The squirrel, however, is still regulated by circadian functions. This means that the squirrel is programmed to wake and eat at certain times; most activity happens during the light, and sleeping happens during the cover of night.
How Do Squirrels Avoid Predators?
Squirrels have excellent daytime vision but do not possess any nighttime vision benefits as some other animals do. While squirrels are foraging during the day or looking for mates, they can rely on their vision to keep them safe. They can see predators with their honed peripheral vision as they complete other tasks. These skills would be rendered useless during the night, and the squirrel helpless to nocturnal predators that have night vision. The predators that squirrels have to watch out for in the darkness include:
Where Do Squirrels Go at Night?
Squirrels head to their nests for safety during the night. Since predators are varied, squirrels have to make their homes in different places to ensure that they are safe from all kinds of threats. For the most part, squirrels will make their nests in trees, but not always.
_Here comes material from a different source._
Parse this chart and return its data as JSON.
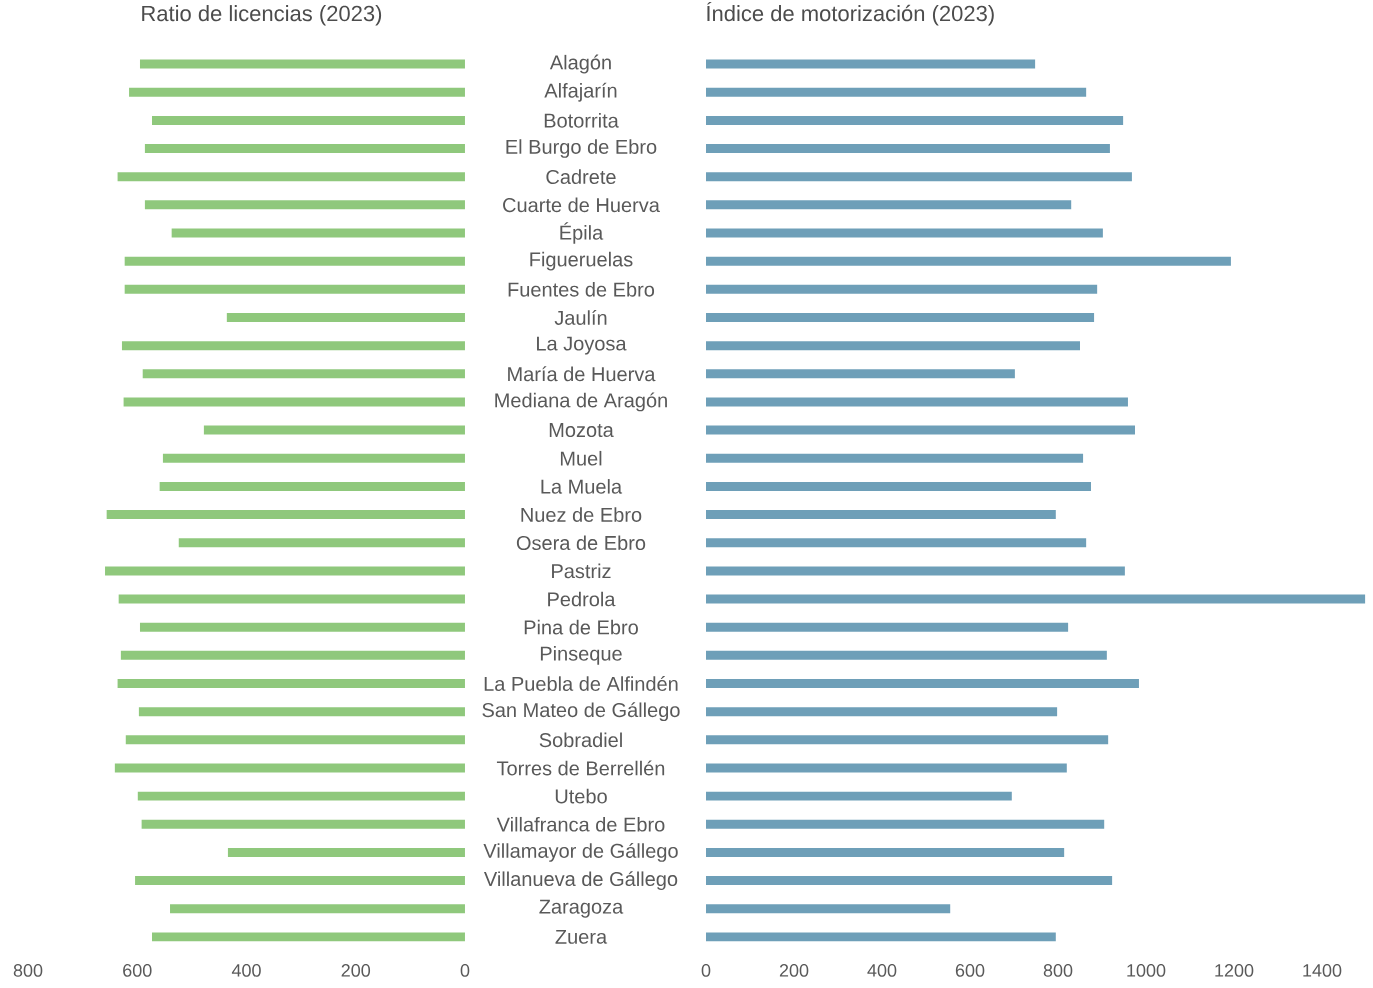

Squirrels create leaf nests up to 20 feet in the air, lodged in the crux of branches. Leaf nests can be several feet wide and so dense-packed that predators cannot find the squirrel inside. Leaf nests are referred to as dreys.
Squirrels will also take cover in tree dens. Tree dens are areas of hollowed-out trees usually left by a bird, like a woodpecker. Dens are ideal nesting spots for winter, as they provide ample cover from predators and weather.
Unfortunately, your house is also among the top selections for squirrel nighttime nesting spots. Squirrels may find a way in through loose roofing and nest in your attic, seeking warm shelter.